Wosk, Julie
WOSK, Julie
PERSONAL: Born in Evanston, IL; married Bill Williams. Education: Attended Washington University, Harvard University, University of Wisconsin, School of the Art Institute, and Parsons School of Design.
ADDRESSES: Offıce—Maritime College, State University of New York, 6 Pennyfield Ave., Fort Schuyler, Bronx, NY 10465. E-mail—readermail@juliewosk.com.
CAREER: Educator, author, and artist. Maritime College, State University of New York, Bronx, professor of art history, English, and studio painting; painter and photographer.
WRITINGS:
Breaking Frame: Technology and the Visual Arts in the Nineteenth Century, Rutgers University Press (New Brunswick, NJ), 1992.
Women and the Machine: Representations from the Spinning Wheel to the Electronic Age, Johns Hopkins University Press (Baltimore, MD), 2001.
SIDELIGHTS: Julie Wosk, professor of art history, English, and studio painting at the Maritime College of the State University of New York, is also the author of two books about art history. Her first book, Breaking Frame: Technology and the Visual Arts in the Nineteenth Century, examines the ways in which art, both high and functional, helped nineteenth-century Americans and Europeans to make sense of and adapt to their increasingly technology-filled world. In the first two chapters Wosk addresses the dialectical process of "fracturing and integration" that exists at the heart of nineteenth-century representations of technology, a process whereby artists both highlighted the traumatic effects of technology and tried to reconcile their viewers to it. The argument in these two chapters is "both subtle and forceful," Robert C. Post wrote in American Historical Review. In the final four chapters, Wosk examines the debates surrounding the use of technology to creative decorative objects, particularly useful ones such as tableware, and the decorative nature of the design of such technological artifacts as sewing machines and stationary steam engines.

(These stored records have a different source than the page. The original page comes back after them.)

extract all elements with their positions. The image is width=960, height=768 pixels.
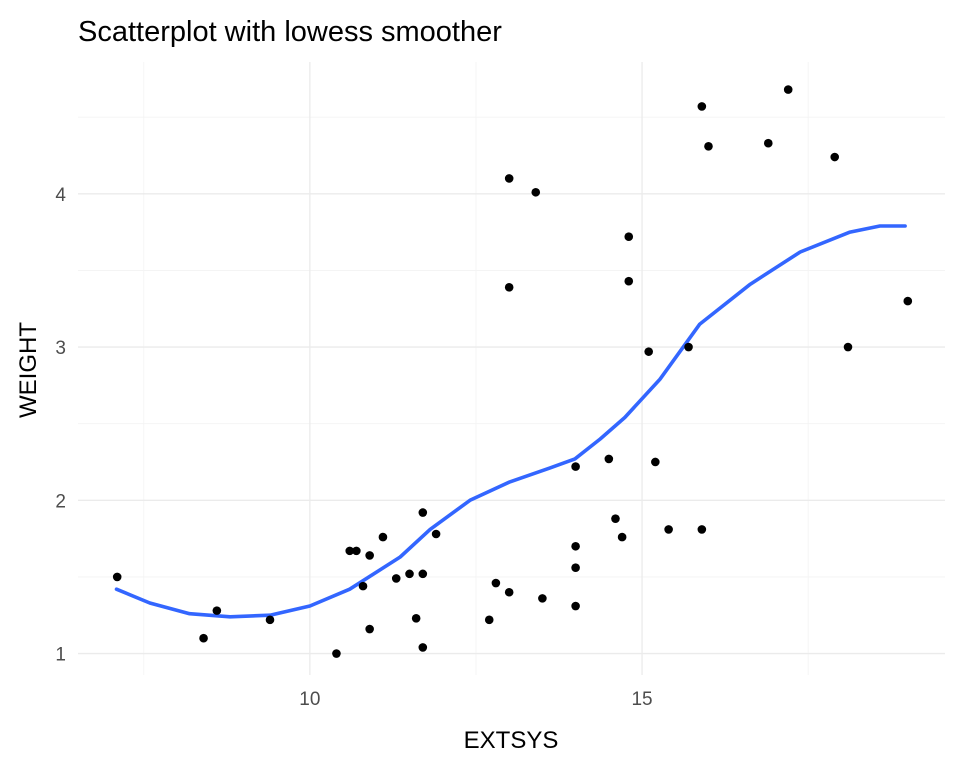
data-point — [352, 546, 361, 556]
data-point — [624, 232, 634, 242]
data-point — [199, 633, 208, 643]
data-point — [418, 643, 428, 652]
data-point — [571, 563, 580, 573]
data-point — [405, 569, 414, 579]
data-point — [604, 454, 614, 464]
data-point — [531, 187, 541, 197]
data-point — [843, 342, 853, 352]
data-point — [763, 138, 773, 148]
data-point — [571, 462, 580, 471]
data-point — [332, 649, 341, 658]
data-point — [684, 342, 693, 352]
chart-title: Scatterplot with lowess smoother — [78, 16, 502, 48]
data-point — [504, 174, 514, 183]
data-point — [644, 347, 653, 356]
x-tick-label: 10 — [299, 689, 320, 710]
tick-labels: 10 15 1 2 3 4 — [55, 185, 652, 710]
data-point — [418, 569, 428, 579]
x-axis-label: EXTSYS — [464, 727, 559, 754]
data-point — [830, 152, 840, 162]
y-axis-label: WEIGHT — [15, 322, 42, 418]
data-point — [504, 587, 514, 597]
data-point — [538, 594, 547, 603]
grid — [78, 62, 945, 675]
x-tick-label: 15 — [631, 689, 652, 710]
data-point — [112, 572, 122, 582]
data-point — [345, 546, 355, 556]
data-point — [365, 624, 374, 634]
data-point — [697, 525, 707, 534]
data-point — [704, 141, 713, 151]
y-tick-label: 2 — [55, 491, 66, 512]
data-point — [484, 615, 494, 625]
data-point — [651, 457, 660, 467]
data-point — [697, 102, 707, 111]
data-point — [491, 578, 501, 588]
data-point — [411, 613, 421, 623]
data-point — [391, 574, 401, 583]
data-point — [664, 525, 673, 534]
data-point — [617, 532, 627, 542]
data-point — [358, 581, 368, 591]
data-point — [624, 276, 634, 286]
data-point — [903, 296, 913, 306]
data-point — [265, 615, 275, 625]
data-point — [571, 601, 580, 611]
data-point — [431, 529, 441, 539]
data-point — [783, 85, 793, 94]
data-point — [571, 541, 580, 551]
data-point — [212, 606, 222, 615]
data-points — [112, 85, 913, 658]
data-point — [504, 282, 514, 292]
lowess-smoother-line — [114, 224, 907, 619]
data-point — [611, 514, 620, 523]
data-point — [418, 508, 428, 517]
data-point — [365, 551, 374, 560]
data-point — [378, 532, 388, 542]
y-tick-label: 4 — [55, 185, 66, 206]
y-tick-label: 1 — [55, 645, 66, 666]
y-tick-label: 3 — [55, 338, 66, 359]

Wosk returns to the subjects of art and technology in Women and the Machine: Representations from the Spinning Wheel to the Electronic Age. In this "complex, comprehensible and highly readable book," as it was described by a Publishers Weekly critic, Wosk examines the stereotypes of women and technology as shown by a range of media, from eighteenth-century paintings to twentieth-century advertising. "Although primarily pitched to scholarly readers, Wosk's study will also inform nonacademic readers," Whitney Scott noted in Booklist.
BIOGRAPHICAL AND CRITICAL SOURCES:
periodicals
American Historical Review, April, 1994, Robert C. Post, review of Breaking Frame: Technology and the Visual Arts in the Nineteenth Century, p. 526.
Booklist, December 15, 2001, Whitney Scott, review of Women and the Machine: Representations from the Spinning Wheel to the Electronic Age, p. 688.
Choice, June, 2002, W. K. Bauchspies, review of Women and the Machine, p. 1791.
Isis, December, 1993, Rosalind Williams, review of Breaking Frame, pp. 814-815.
Publishers Weekly, November 26, 2001, review of Women and the Machine, p. 54.
Technology and Culture, July, 1994, Terrence L. Uber, review of Breaking Frame, pp. 638-639.
Technology and Learning, September, 2002, review of Women and the Machine, p. 72.